Well? Why not? “Yes, why not? But not that way.”

Several versions have been narrated of the reasons or stimuli that got the victim of the loss of images back on her feet early that morning in the heart of the Sierra de Gredos and sent her on her way. Let the reader decide which of the reasons seem credible — perhaps less important — or sensible — perhaps more important — or so crazy that they, without being one or the other, are perhaps most important.

One of the versions went as follows: the heroine, and thus also her story, was able to move on as a result of admitting her guilt and betraying her secret (so according to plan).
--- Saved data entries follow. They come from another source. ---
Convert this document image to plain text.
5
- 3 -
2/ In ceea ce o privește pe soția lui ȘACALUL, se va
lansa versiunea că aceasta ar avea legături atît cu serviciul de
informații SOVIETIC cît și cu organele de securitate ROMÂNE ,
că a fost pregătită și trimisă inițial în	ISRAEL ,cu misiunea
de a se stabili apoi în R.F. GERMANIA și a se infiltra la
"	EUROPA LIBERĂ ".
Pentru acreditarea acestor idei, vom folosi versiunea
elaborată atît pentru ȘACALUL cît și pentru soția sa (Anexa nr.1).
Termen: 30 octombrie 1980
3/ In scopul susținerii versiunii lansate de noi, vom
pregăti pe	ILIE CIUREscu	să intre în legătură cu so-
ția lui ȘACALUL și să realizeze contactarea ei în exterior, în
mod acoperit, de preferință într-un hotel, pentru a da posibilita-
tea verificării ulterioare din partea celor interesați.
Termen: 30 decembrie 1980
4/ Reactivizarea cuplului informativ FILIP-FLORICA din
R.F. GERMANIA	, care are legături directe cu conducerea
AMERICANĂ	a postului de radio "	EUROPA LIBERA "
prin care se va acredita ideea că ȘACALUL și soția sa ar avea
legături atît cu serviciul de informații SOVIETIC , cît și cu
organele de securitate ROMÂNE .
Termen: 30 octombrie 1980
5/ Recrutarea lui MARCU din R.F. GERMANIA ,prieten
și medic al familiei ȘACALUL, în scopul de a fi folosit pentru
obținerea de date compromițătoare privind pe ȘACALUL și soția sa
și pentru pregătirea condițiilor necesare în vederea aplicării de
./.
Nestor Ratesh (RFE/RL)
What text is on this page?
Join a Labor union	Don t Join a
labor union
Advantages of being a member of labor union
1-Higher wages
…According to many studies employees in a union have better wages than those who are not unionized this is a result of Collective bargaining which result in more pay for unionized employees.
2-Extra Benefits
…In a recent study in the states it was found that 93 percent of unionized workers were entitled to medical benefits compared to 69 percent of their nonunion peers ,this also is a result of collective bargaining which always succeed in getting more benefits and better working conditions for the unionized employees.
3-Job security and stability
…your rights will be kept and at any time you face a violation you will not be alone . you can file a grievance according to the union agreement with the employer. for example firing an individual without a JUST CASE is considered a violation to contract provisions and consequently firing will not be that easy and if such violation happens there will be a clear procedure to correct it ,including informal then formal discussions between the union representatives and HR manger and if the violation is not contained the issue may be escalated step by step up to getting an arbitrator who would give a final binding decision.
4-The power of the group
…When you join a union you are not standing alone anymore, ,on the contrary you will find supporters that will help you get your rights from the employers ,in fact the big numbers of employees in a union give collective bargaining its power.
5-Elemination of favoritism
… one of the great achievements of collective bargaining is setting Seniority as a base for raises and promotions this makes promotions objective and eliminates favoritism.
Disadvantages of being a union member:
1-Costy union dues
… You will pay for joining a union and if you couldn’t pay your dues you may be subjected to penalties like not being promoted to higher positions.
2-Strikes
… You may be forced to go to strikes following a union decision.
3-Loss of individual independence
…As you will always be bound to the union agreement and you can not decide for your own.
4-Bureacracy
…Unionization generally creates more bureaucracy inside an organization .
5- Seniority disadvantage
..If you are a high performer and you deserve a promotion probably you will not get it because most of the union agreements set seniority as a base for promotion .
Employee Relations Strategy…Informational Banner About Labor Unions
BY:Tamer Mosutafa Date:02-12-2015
The second: it was the voice. She could have spoken about anything — the main point was that she opened her mouth and spoke, even if only to herself—“for with the sound of her own voice she pulled herself out of the pit.”

A third version: it was the declaration of love, or whatever it was supposed to be, by that narrator who had intervened before, the narrator “from above,” which lit a fire under her and gave her new legs and arms, and so on.

A fourth or seventh version (the one appealing most to a certain reader, which would mean, however, that it is because of him, the reader, and his particular ways?): the strength to get up resulted from a mistaken impression, when she first mistook an object in the fern hollow, or an animal, for instance a bird, for something else, then realized her mistake, and in observing the object in question, a robin, let us say, teetering on a fern frond above her and eyeing her and clearly not a wren and certainly not a hawk or a fern rat, saw the difference between the two objects, the one before her eyes and the one for which she had at first mistaken it: the adventurer of the loss of images derived the strength to get up and continue on her way, as this version has it, from the breeze of observation, which wafted toward her from the thing she was observing, as in the Arabic saying “The breath of mercy wafted hither from Yemen.”

And the last of the versions: neither the breeze of observation, nor the confession of guilt, nor her own voice after a long period of silence, nor … no, she owed her newfound ability to contract all the sinews of her body and leap to her feet to the morning wind: “It was the morning wind.”

What confusion again until she finally reached the path. First she crept on all fours, wriggled, crawled on her stomach like a seal, as if lacking arms and legs, slid sideways, clumsily, not in the least bit soldierly (the warriors whom she passed on her way out did not react in their sleep to being shoved aside; that was how deathly exhausted they were, sleeping so soundly that no snoring was to be heard).

While she was still pulling herself together, she had uttered a cry, no, a rattle, a stammer, consisting only of consonants. And now a barking, hoarse and grating, issued from the beautiful woman’s throat, followed by a grunting, as if from a creature wallowing in mud, a wolf ’s howling, as if not belonging to her, from beyond the horizon, an old man’s cough, a sound that combined mooing, baaing, and bleating, to which actual animal noises seemed to respond from the distance, here a jay’s squawking, there the fluting of a nightingale, there the whistling of a red kite, shriller than any referee’s whistle.